# H.T. Cushman MFG co.



## VTdigger (Jun 17, 2011)

https://s1239.photobucket.com/albums/ff520/vtdigger/?action=view&current=014.jpg


 I found this beauty I think it's a copper printing plate, while digging the last of the dump near my house I used to dig as a kid and reopened just this spring, It was dirty as heck but it was copper so I saved it to clean up, it still needs to be cleaned better it has pictures of furniture, a grandfather clock,a chair,stool and various other furniture.
 across the top (printed backwards.) it says Bolted mission furniture. and on the bottom in old fashioned letters H.T Cushman MFG co.
 I found some info at the company here: http://www.thisisvermont.com/storycushman.html

 A strange coincidence the same place that made the furniture is now called National Hanger which was my first full time job, me and my friend used to joke about "the ghost of Mrs Cushman." some people claim to have seen the ghost of the wife of the  founder of Cushman's walking the building, I never saw a thing in over a year I was there so I dunno....


----------



## epackage (Jun 17, 2011)

Printing plate for sure, very cool piece of history.....Jim[8D]


----------



## VTdigger (Jun 17, 2011)

Thanks.  What's the best way to clean something like this?
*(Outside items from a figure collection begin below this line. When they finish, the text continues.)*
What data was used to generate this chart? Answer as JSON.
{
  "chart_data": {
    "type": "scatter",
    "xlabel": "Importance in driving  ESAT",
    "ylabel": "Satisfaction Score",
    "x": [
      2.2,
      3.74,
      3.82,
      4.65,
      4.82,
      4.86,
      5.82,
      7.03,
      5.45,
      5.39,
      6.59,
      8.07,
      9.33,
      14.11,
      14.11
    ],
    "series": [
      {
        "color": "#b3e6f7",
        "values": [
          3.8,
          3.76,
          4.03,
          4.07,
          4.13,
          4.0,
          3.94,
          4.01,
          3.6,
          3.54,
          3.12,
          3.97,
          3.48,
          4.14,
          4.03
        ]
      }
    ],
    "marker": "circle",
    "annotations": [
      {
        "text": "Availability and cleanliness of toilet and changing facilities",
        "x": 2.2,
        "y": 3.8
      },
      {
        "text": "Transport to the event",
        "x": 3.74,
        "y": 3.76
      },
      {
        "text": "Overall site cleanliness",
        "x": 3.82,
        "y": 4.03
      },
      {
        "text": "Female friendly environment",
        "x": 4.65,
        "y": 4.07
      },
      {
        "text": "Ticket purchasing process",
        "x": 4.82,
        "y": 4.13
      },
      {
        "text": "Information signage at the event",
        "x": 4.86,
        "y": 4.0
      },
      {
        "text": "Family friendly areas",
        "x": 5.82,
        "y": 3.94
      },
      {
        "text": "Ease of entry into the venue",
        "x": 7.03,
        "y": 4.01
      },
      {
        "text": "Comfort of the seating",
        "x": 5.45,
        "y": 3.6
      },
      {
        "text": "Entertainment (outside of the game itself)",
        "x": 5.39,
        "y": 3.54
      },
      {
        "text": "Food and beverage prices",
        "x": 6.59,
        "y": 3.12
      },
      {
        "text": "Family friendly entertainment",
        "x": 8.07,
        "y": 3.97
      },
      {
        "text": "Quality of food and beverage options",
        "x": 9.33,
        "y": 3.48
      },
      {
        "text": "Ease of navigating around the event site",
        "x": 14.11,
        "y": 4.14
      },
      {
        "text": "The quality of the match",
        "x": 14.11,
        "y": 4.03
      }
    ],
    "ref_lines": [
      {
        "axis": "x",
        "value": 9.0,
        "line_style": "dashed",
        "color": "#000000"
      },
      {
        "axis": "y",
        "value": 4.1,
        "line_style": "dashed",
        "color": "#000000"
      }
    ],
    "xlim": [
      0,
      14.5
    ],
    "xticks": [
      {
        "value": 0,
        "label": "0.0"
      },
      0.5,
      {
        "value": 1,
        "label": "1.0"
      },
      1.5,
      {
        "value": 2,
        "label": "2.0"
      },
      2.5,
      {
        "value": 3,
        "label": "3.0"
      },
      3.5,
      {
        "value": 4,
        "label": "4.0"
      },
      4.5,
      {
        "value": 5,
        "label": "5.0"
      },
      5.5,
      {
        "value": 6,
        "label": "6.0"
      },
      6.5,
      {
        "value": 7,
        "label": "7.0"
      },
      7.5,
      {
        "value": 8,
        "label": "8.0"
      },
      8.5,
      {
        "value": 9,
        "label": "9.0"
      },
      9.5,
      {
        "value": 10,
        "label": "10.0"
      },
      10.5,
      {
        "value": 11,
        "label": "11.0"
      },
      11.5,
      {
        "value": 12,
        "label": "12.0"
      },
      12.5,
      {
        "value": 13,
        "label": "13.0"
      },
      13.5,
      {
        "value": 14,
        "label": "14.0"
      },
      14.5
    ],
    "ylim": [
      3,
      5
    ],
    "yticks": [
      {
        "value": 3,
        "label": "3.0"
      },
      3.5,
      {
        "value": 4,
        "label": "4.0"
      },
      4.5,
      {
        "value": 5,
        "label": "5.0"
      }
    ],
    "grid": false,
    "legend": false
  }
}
It could use as good shining but I don't know that won't hurt the print. it's a little bent to.


----------



## epackage (Jun 17, 2011)

I wouldn't use anything but soapy water and a soft cloth if it were me...unless you can find a local print shop of old....


----------



## TJSJHART (Jun 18, 2011)

MAY I ASK WHAT DO YOU PLAN TO DO WITH THE ACL'S,,,,?


----------